The immediate humanitarian outlook
Humanitarian needs in Iraq are staggering. Country-wide assessments show that 8.2 million Iraqis, nearly 25 percent of the population, require some form of humanitarian assistance through the end of December 2015.
Nearly 8 million people need protection assistance. Close to 6.7 million require access to essential health services. Of the 7.1 million people requiring water, sanitation and hygiene assistance across the country, 4.1 million are in critical need, their situation likely to become increasingly desperate in the summer months.
The humanitarian partners’ response
Humanitarian partners have played a major role, complementing the support provided by the Government, community groups, religious endowments and the Iraqi people.
Partners have provided food to two million people each month, helped families survive the winter and helped to build 12 formal IDP camps and 30 collective centres.
Health services have reached millions and 5.3 million children have been vaccinated against polio. Emergency cash assistance has been disbursed to tens of thousands of displaced vulnerable people and emergency livelihoods support has kept many Iraqis and host communities from falling into destitution.
Thousands of life-saving kits have been distributed through the Rapid Response Mechanism, reaching people within 48 hours of their displacement.
Schools have been rehabilitated, temporary learning spaces constructed and hundreds of teachers trained.
Aid is being delivered in a more effective and coordinated manner under a contingency plan focusing on those truly in need and whom the Government’s own services cannot reach.
But these efforts are quickly running out of money. Less than 40 per cent of funding required for the 2014-15 Iraq humanitarian response has been received.
Without an immediate injection of funds, more than half of the humanitarian operation will shut down or be curtailed in coming months. Frontline health services have begun shutting down. Water programs and protection activities are also under threat.
2015 Iraq Humanitarian Response Plan
The 2015 Humanitarian Response Plan is an appeal for nearly $500 million USD to cover basic life-saving support over the next six critical months.
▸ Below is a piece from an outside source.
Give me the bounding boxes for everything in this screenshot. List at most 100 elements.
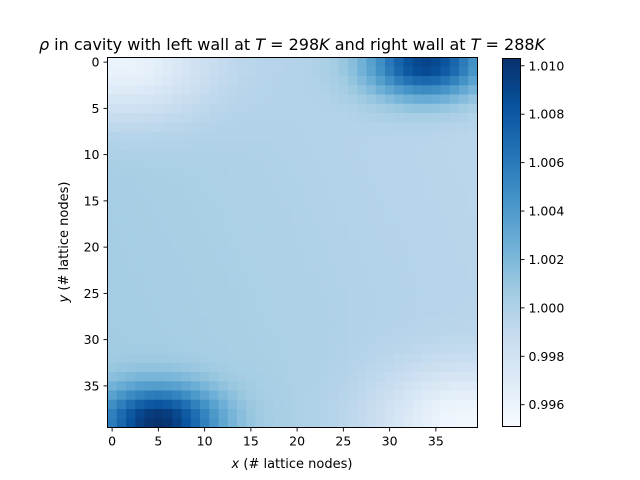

The response will target the most vulnerable with essential, life-saving support.
The Iraqi Government will pay its share. The entire emergency response has been developed with clear intent to transition from external humanitarian assistance to eventual management by the Government as soon as financially and logistically feasible.
The operation’s five strategic objectives reflect the complex realities humanitarian partners face in Iraq and have been adopted in full recognition of the limits of humanitarian action in a context of volatile all-out armed conflict, extreme restrictions on access, deep-running political divisions and the Government’s paralyzing fiscal gap.
In prioritizing the aims of the operation, the Humanitarian Country Team is privileging the role of protection, recognizing its moral responsibility to maintain assistance to people dependent on aid to survive, elevating the imperative to reach people, even in areas outside Government control, insisting on the need for principled returns and aiming at a realistic exit strategy.